Excerpted from Pat Conaty:

“On your key point Henry below that the Levellers (civll rights movement) and Diggers (the commons and commonwealth movement) took separate paths, you are right. But this was not any intention as key Diggers were Levellers and they described themselves as True Levellers.

The same divergence happened during the early days of the industrial revolution in the 1790s as Tom Paine (civil rights) and Thomas Spence (the commons and commonwealth) also diverged somewhat. Thomas Spence like Winstanley could see and argued that civil rights alone will not lead to full democracy. Full democracy requires a property rights foundation in commonwealth and beginning with amended rights to land use to overcome enclosure.

From 1815 Robert Owen and others like Ricardian socialists led by the Irish Co-operative leader, William Thompson sought to unite both but through economic democracy.
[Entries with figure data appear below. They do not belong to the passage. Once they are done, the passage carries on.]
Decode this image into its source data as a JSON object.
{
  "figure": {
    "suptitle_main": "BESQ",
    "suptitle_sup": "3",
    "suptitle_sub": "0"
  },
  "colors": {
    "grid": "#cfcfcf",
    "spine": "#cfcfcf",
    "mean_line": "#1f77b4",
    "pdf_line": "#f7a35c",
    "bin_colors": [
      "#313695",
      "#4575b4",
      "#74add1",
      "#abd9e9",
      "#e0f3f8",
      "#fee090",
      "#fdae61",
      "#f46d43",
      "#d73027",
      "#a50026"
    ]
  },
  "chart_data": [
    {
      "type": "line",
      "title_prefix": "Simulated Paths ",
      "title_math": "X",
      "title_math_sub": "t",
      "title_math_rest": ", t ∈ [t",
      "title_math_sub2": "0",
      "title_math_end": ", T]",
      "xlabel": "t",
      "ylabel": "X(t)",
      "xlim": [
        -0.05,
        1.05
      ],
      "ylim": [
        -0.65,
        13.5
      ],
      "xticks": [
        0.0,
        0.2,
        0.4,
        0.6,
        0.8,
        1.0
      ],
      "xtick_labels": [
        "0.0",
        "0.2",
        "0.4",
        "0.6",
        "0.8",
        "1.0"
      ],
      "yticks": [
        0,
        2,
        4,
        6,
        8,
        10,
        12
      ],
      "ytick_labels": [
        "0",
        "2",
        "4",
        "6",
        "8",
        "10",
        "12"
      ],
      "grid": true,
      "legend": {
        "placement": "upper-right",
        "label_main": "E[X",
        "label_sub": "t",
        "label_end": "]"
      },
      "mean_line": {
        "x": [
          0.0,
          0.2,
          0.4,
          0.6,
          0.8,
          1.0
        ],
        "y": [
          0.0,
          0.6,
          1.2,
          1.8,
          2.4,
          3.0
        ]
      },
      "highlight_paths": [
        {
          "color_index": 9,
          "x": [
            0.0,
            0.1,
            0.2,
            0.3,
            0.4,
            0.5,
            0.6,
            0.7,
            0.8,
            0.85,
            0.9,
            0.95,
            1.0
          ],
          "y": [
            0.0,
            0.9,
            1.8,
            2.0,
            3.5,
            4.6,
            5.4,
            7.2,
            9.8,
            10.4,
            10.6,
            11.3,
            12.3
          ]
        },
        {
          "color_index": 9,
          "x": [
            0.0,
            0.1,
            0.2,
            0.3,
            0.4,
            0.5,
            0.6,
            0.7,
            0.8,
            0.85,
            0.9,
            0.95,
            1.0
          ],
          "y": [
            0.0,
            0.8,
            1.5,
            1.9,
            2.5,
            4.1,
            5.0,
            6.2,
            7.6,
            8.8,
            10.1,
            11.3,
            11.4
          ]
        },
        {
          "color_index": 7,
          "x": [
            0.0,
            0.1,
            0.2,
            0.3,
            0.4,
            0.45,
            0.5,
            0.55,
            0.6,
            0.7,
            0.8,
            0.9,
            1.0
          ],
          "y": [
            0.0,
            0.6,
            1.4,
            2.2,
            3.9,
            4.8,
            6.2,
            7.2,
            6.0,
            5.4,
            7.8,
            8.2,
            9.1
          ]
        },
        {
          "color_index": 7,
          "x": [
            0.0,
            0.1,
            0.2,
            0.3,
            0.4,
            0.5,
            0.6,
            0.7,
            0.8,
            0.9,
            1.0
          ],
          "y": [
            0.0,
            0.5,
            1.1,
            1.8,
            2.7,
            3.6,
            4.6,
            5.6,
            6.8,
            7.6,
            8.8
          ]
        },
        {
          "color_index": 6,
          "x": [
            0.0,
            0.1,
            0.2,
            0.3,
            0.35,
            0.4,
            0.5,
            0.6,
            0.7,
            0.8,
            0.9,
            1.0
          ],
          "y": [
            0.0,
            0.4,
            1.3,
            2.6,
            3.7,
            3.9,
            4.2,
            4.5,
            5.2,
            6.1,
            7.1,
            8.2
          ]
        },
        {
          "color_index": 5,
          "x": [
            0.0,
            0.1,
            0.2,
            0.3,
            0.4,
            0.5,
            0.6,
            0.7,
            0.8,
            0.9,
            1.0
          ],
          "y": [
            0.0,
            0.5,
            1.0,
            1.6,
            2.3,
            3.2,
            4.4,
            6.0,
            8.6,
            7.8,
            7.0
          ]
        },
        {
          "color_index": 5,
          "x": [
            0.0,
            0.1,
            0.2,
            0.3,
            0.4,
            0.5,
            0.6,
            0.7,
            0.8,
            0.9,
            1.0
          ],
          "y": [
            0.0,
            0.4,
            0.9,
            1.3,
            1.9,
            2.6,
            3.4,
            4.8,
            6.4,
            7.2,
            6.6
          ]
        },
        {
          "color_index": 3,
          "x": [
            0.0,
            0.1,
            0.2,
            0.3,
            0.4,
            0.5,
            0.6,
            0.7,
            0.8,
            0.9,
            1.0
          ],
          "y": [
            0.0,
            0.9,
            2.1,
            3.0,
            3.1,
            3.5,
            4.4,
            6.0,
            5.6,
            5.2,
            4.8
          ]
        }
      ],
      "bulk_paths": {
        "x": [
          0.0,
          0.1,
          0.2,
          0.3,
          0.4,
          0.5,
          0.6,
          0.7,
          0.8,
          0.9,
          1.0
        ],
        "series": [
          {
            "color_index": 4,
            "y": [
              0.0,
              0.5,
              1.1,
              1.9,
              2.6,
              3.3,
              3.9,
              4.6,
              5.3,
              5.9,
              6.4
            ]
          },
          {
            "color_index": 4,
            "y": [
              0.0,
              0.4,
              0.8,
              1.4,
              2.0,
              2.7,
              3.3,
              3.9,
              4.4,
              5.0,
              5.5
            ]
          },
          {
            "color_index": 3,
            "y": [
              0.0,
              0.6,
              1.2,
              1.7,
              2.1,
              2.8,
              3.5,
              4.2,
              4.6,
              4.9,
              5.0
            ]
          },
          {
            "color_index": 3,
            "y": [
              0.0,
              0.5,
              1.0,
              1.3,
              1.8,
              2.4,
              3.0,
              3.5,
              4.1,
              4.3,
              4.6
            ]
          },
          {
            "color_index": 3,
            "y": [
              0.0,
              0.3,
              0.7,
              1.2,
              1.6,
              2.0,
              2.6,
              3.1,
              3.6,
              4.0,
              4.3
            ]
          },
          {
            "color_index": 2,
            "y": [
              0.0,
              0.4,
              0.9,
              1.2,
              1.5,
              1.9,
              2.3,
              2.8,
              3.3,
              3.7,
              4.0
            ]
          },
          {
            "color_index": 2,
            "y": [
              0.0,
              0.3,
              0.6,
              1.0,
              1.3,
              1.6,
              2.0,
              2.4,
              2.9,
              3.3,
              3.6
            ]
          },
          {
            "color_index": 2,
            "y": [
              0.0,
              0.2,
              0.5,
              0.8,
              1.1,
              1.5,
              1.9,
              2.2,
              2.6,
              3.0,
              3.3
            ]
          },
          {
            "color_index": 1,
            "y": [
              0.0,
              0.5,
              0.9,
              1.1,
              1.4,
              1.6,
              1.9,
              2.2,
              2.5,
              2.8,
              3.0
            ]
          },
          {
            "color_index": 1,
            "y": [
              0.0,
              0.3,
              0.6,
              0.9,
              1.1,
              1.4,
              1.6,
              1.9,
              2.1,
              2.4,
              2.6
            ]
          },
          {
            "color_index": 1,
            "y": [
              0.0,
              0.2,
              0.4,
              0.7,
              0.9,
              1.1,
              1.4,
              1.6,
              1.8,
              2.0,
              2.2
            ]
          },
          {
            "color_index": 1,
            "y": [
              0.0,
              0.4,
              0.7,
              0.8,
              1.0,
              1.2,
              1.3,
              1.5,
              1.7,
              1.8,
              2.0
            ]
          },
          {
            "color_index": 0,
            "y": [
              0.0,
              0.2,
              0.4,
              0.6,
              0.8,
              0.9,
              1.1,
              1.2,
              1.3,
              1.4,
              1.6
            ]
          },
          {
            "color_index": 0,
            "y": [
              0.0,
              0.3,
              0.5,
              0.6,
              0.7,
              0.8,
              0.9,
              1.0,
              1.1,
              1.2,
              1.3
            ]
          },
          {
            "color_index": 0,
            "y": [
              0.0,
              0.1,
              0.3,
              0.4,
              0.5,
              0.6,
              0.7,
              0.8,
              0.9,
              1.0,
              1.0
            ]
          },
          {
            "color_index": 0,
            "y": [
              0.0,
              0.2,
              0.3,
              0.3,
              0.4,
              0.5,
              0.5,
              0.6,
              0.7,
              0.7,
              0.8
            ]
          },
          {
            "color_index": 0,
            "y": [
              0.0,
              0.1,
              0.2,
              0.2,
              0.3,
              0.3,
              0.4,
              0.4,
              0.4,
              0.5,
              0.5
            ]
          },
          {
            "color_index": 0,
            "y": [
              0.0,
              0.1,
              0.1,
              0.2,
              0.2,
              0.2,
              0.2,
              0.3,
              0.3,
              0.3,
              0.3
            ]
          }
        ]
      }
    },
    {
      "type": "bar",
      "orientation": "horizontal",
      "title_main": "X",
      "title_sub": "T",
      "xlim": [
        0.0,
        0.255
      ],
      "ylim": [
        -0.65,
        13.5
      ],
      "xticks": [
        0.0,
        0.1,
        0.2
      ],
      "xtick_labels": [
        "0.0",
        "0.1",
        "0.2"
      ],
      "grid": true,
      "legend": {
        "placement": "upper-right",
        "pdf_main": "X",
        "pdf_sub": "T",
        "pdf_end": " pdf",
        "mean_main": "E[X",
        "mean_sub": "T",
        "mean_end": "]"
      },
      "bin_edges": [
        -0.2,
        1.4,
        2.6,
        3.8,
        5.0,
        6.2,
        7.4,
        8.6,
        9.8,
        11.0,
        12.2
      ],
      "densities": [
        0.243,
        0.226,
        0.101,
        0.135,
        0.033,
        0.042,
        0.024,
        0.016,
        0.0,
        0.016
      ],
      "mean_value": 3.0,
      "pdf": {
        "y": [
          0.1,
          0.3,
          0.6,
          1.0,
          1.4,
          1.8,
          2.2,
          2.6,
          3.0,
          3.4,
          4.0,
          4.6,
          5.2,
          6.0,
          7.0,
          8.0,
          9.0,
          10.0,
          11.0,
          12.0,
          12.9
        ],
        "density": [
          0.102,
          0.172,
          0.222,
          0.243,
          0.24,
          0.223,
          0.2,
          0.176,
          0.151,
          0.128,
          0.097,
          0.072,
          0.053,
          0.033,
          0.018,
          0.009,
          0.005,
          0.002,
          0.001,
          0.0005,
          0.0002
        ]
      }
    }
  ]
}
The Chartists and especially the Irish leaders not only pushed for the undelivered annual Parliaments but they also set up the Chartist Land Company and raised sufficient share issue investment from trade unions to set up half a dozen Chartist co-operative villages.

It was Parliamentarians that forced the closure of the Chartist Land Company in the early 1850s. But John Stuart MIll picked up this cause and joined others in the first movements in London to protect Open Spaces and to create urban commons and parks. Also he argued that all land should be brought into commonwealth, either locally by campaigns or by municipal urban renewal to tackle slums or by land nationalisation. Municipal socialism in Birmingham and Glasgow took up Millian ideas.

Parliamentarians have favoured public land solutions off and on. But check out this compelling court case and story by Tania Branigan the Guardian correspondent in China. She shows how Zhang Haixan and a modern day Digger movement group of leaders in the 21st century in China is being jailed just for asserting commons ownership and use rights on what was nationalised by the Communists and is no longer being treated as common ownership but sold off.

The disconnect in thinking between commons land and land in public ownerships is a grand canyon tragically and seems rooted in the Leveller and Digger separate roads. Like a one-eyed Wall, the state simply is out of touch with the practices of commoners down the ages for how to productively and locally steward land to build commonwealth.

Hence the need for an very clear, articulate and compelling Politics of the Commons to build social-public partnerships in the communitarian ways.

Anyway now that a CLT in London is happening and being recognised, this Politics of the Commons is not an impossible sell in my view.

Emma Howard in the Guardian is seeking to do stories on all the CLTs in the country, so the Guardian is getting on board.